A blur of brown caught her eye, moving quickly from the copse to another stand of trees to its west. Before good sense forestalled her, Bess secured her satchel firmly over her shoulder and took off running in the fellow’s direction.
“You there!” Bess cried out, crashing through the stubble, which poked and jabbed her exposed ankles, tearing at her stockings. She gave a brief thought to Joan’s unhappiness that she would need to mend them again. “Halt!”
He did not slow but continued to rush along, shoving branches out of his way.
At the field’s edge, Bess leaped across the shallow ditch that separated it from the roadbed and shouted again, “Halt!”
This time, the fellow paused and looked over his shoulder. Bess could see by the bend of his shoulders he intended to take off running again.
“Halt! I would speak t
o you!” she cried.
To her surprise, he did halt and turned to face her. Bess cautiously approached across the field. She doubted he was the fellow she had just seen at Langham Hall, for he would have had to pass her upon the road in order to arrive at the trees before she did. He also did not appear as tall as that man, and the color of the hair that poked from beneath his cap was redder than that fellow’s.
“What d’you want?” the fellow … the boy asked, his chin going up.
When she drew nearer, Bess saw that his was a familiar face. “You are Goodwife Anwicke’s son, are you not?”
“Who is it wants to know?”
“I am Widow Ellyott.” She stopped well short of the shadowed thicket where he stood. “I treated your sister’s burn the other day. Do you remember me?”
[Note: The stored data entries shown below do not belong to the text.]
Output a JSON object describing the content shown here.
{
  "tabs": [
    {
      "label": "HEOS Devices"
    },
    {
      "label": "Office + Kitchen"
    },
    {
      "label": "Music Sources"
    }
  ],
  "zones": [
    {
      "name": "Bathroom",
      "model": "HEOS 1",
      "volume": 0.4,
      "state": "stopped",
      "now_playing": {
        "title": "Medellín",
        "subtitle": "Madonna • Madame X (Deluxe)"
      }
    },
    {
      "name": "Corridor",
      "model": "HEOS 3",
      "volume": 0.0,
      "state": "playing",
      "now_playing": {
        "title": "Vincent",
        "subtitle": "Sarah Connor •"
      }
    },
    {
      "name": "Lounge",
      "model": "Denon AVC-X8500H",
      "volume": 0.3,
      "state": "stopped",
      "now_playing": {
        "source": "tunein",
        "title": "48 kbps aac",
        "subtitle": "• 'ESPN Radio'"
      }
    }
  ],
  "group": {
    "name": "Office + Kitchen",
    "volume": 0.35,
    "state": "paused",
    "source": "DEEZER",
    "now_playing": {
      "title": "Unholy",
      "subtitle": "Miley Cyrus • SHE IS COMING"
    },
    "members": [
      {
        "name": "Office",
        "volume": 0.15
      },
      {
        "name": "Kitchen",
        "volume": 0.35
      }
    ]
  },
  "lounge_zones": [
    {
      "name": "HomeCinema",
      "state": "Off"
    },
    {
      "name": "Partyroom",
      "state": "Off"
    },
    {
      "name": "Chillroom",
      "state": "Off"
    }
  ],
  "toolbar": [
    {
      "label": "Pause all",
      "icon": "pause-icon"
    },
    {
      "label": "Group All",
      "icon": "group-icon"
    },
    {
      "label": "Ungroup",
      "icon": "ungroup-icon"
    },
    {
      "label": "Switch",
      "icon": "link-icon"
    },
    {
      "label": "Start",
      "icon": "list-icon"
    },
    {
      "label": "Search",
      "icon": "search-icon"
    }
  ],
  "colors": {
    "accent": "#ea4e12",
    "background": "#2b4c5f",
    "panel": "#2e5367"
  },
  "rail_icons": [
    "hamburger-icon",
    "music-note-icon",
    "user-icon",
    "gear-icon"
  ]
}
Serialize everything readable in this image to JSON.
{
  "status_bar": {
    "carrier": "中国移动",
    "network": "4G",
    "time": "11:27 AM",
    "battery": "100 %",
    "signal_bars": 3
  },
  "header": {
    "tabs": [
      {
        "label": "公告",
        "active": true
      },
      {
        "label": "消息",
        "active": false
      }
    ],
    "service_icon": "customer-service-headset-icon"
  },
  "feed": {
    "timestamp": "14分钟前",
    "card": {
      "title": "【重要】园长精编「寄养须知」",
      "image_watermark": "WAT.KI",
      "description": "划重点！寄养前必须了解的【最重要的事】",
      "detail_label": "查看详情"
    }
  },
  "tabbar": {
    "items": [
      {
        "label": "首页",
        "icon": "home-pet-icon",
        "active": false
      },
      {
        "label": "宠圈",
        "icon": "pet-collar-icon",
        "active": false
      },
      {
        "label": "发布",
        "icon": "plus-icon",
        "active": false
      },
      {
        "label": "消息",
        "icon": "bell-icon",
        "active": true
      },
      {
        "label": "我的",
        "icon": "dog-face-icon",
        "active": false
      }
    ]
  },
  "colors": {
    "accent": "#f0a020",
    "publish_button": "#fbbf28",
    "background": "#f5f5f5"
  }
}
He nodded, and his eyes slanted toward the trees behind him. How curious.
“Do you come to this place often?” she asked, gesturing at the field and the woods, so near the copse.
“My mother does not mind,” he answered defensively. “I’ve done my work for the day. She’s happy to see me away.”
“And your father? Is he happy to have you gone from the cottage?” She was curious about the treatment this wandering lad—with his greasy red hair and worn frieze coat, which was too narrow for his shoulders and held closed at his waist with a scrap of thick cord—received. If she searched, might she find burns or bruises upon his body, as she had upon his sister’s?
He made no reply to her question.
“I would ask you something. Did you come here the day I treated your sister for the burn she had upon her palm?”
The boy blinked, once, twice, and shrugged. “May have done. Cannot say for certain.”
“You must remember the day, though. It cannot be often that a stranger, such as myself, comes to your house,” she said, keen to uncover another witness.
“I said I cannot remember.”
“For if you were near these woods that day, you may have seen the fellow who murdered a man. The victim was a merchant in a fine, fur-trimmed green cloak and wearing a tall, be-feathered hat. He was astride a fawn-colored Spanish horse.”